Police evacuated about 200 people from homes in the neighborhood late Saturday, some of whom spent the night at Mary Bryan Elementary School.
By Sunday morning, firefighters began allowing people back into about 50 of the least-damaged homes. They could stay, but the homes were without power for part of the day.
Firefighters escorted others into more heavily damaged homes to retrieve medicine, pets or identification. But they had to seek shelter elsewhere.
The most heavily damaged houses, marked by a red tag, remained off limits.
Relief operations moved from the school to Southport Presbyterian Church by midday.
The smell of grilled hamburgers and chicken filled the air around the church Sunday as volunteers fed displaced families and others.

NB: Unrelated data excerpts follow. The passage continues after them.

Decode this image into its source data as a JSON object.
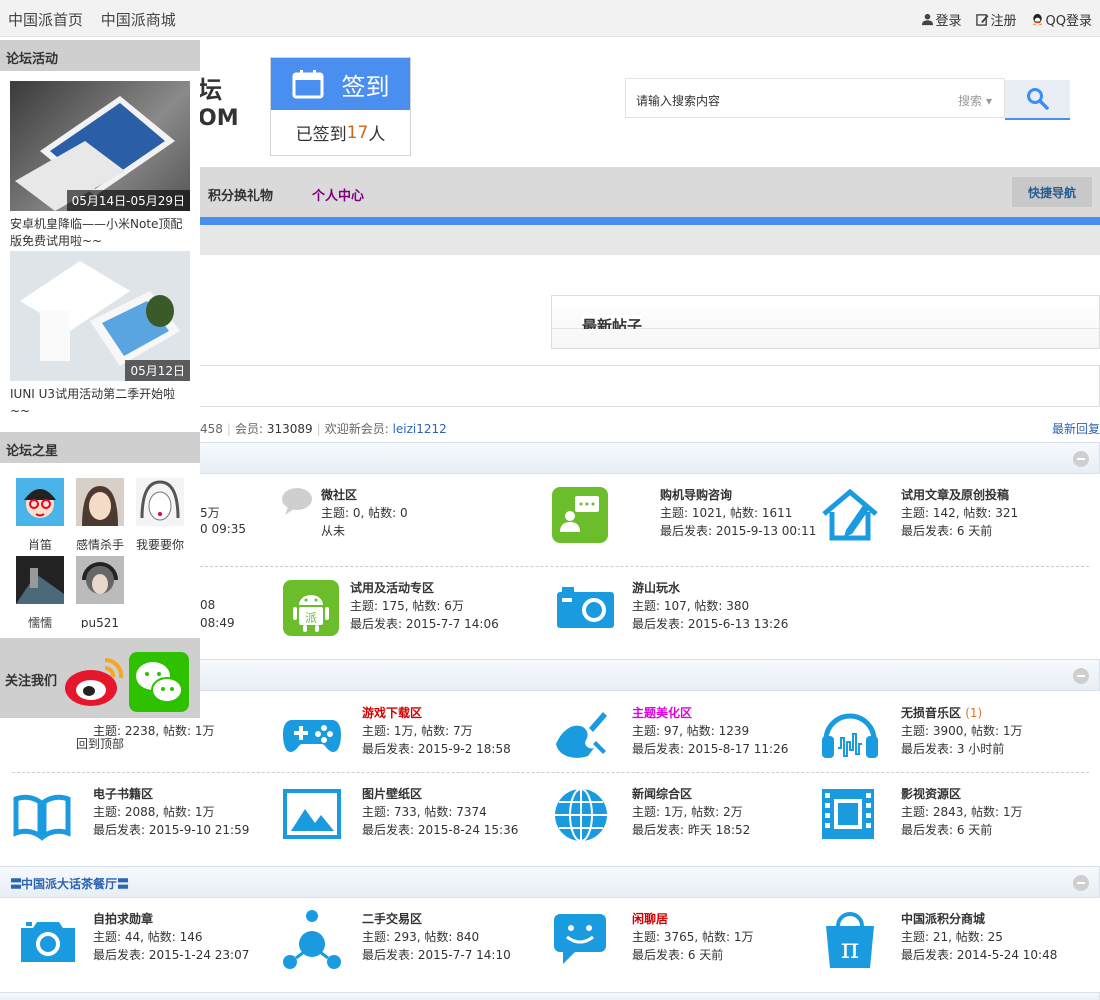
{
  "topbar": {
    "links": [
      "中国派首页",
      "中国派商城"
    ],
    "login": "登录",
    "register": "注册",
    "qq_login": "QQ登录"
  },
  "header": {
    "logo_text": "坛",
    "logo_domain": "OM",
    "signin_label": "签到",
    "signed_prefix": "已签到",
    "signed_count": "17",
    "signed_suffix": "人",
    "search_placeholder": "请输入搜索内容",
    "search_type": "搜索"
  },
  "nav": {
    "items": [
      "积分换礼物",
      "个人中心"
    ],
    "quick_nav": "快捷导航"
  },
  "latest": {
    "title": "最新帖子"
  },
  "stats": {
    "posts_tail": "458",
    "members_label": "会员:",
    "members": "313089",
    "welcome_label": "欢迎新会员:",
    "new_member": "leizi1212",
    "latest_reply": "最新回复"
  },
  "sidebar": {
    "activity_title": "论坛活动",
    "activities": [
      {
        "date": "05月14日-05月29日",
        "caption": "安卓机皇降临——小米Note顶配版免费试用啦~~"
      },
      {
        "date": "05月12日",
        "caption": "IUNI U3试用活动第二季开始啦~~"
      }
    ],
    "stars_title": "论坛之星",
    "stars": [
      "肖笛",
      "感情杀手",
      "我要要你",
      "懦懦",
      "pu521"
    ],
    "follow_title": "关注我们",
    "back_to_top": "回到顶部"
  },
  "section1": {
    "rows": [
      [
        {
          "name": "",
          "l2": "5万",
          "l3": "0 09:35"
        },
        {
          "name": "微社区",
          "l2": "主题: 0, 帖数: 0",
          "l3": "从未"
        },
        {
          "name": "购机导购咨询",
          "l2": "主题: 1021, 帖数: 1611",
          "l3": "最后发表: 2015-9-13 00:11"
        },
        {
          "name": "试用文章及原创投稿",
          "l2": "主题: 142, 帖数: 321",
          "l3": "最后发表: 6 天前"
        }
      ],
      [
        {
          "name": "",
          "l2": "08",
          "l3": "08:49"
        },
        {
          "name": "试用及活动专区",
          "l2": "主题: 175, 帖数: 6万",
          "l3": "最后发表: 2015-7-7 14:06"
        },
        {
          "name": "游山玩水",
          "l2": "主题: 107, 帖数: 380",
          "l3": "最后发表: 2015-6-13 13:26"
        }
      ]
    ]
  },
  "section2": {
    "rows": [
      [
        {
          "name": "",
          "l2": "主题: 2238, 帖数: 1万",
          "l3": ""
        },
        {
          "name": "游戏下载区",
          "l2": "主题: 1万, 帖数: 7万",
          "l3": "最后发表: 2015-9-2 18:58"
        },
        {
          "name": "主题美化区",
          "l2": "主题: 97, 帖数: 1239",
          "l3": "最后发表: 2015-8-17 11:26"
        },
        {
          "name": "无损音乐区",
          "new": "(1)",
          "l2": "主题: 3900, 帖数: 1万",
          "l3": "最后发表: 3 小时前"
        }
      ],
      [
        {
          "name": "电子书籍区",
          "l2": "主题: 2088, 帖数: 1万",
          "l3": "最后发表: 2015-9-10 21:59"
        },
        {
          "name": "图片壁纸区",
          "l2": "主题: 733, 帖数: 7374",
          "l3": "最后发表: 2015-8-24 15:36"
        },
        {
          "name": "新闻综合区",
          "l2": "主题: 1万, 帖数: 2万",
          "l3": "最后发表: 昨天 18:52"
        },
        {
          "name": "影视资源区",
          "l2": "主题: 2843, 帖数: 1万",
          "l3": "最后发表: 6 天前"
        }
      ]
    ]
  },
  "section3": {
    "title": "中国派大话茶餐厅",
    "rows": [
      [
        {
          "name": "自拍求勋章",
          "l2": "主题: 44, 帖数: 146",
          "l3": "最后发表: 2015-1-24 23:07"
        },
        {
          "name": "二手交易区",
          "l2": "主题: 293, 帖数: 840",
          "l3": "最后发表: 2015-7-7 14:10"
        },
        {
          "name": "闲聊居",
          "l2": "主题: 3765, 帖数: 1万",
          "l3": "最后发表: 6 天前"
        },
        {
          "name": "中国派积分商城",
          "l2": "主题: 21, 帖数: 25",
          "l3": "最后发表: 2014-5-24 10:48"
        }
      ]
    ]
  },
  "colors": {
    "accent": "#4a8ef0",
    "icon_blue": "#1a9be0",
    "red_name": "#d40000",
    "pink_name": "#e000e0",
    "purple_nav": "#800080"
  }
}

Police, arson investigators, federal agents and Citizens Energy crews remained in the neighborhood late Sunday.
The cause of the explosion remained a mystery, but attention focused on natural gas. Dan Considine, spokesman for Citizens Energy, said the company's crews shut down the gas main along Fieldfare Way after the blast and on Sunday morning found no leaks.
If the blast was a gas explosion, it would add to a long and deadly string of such accidents in Indiana. In fact, the deadliest disaster in Indianapolis history was the Oct. 31, 1963, gas explosion that ripped through the Indiana State Fairgrounds Coliseum, killing 74 people and injuring about 400 others.
More than 4,000 spectators were attending an opening night performance of the Holiday on Ice show when a leaky propane assembly used to keep pre-popped popcorn warm exploded.
Nearly five years later, on April 6, 1968, a gas explosion wiped out much of downtown Richmond, killing 41 and injuring scores more. The blast caused an estimated $15 million in losses in 1968 dollars, with 15 buildings destroyed and 125 damaged.
Last month, a vacant home in the 1000 block of South Warman Avenue was leveled by a ruptured gas line that caused an explosion.
Star reporters Ryan Sabalow, Robert King and Tim Evans contributed to this story.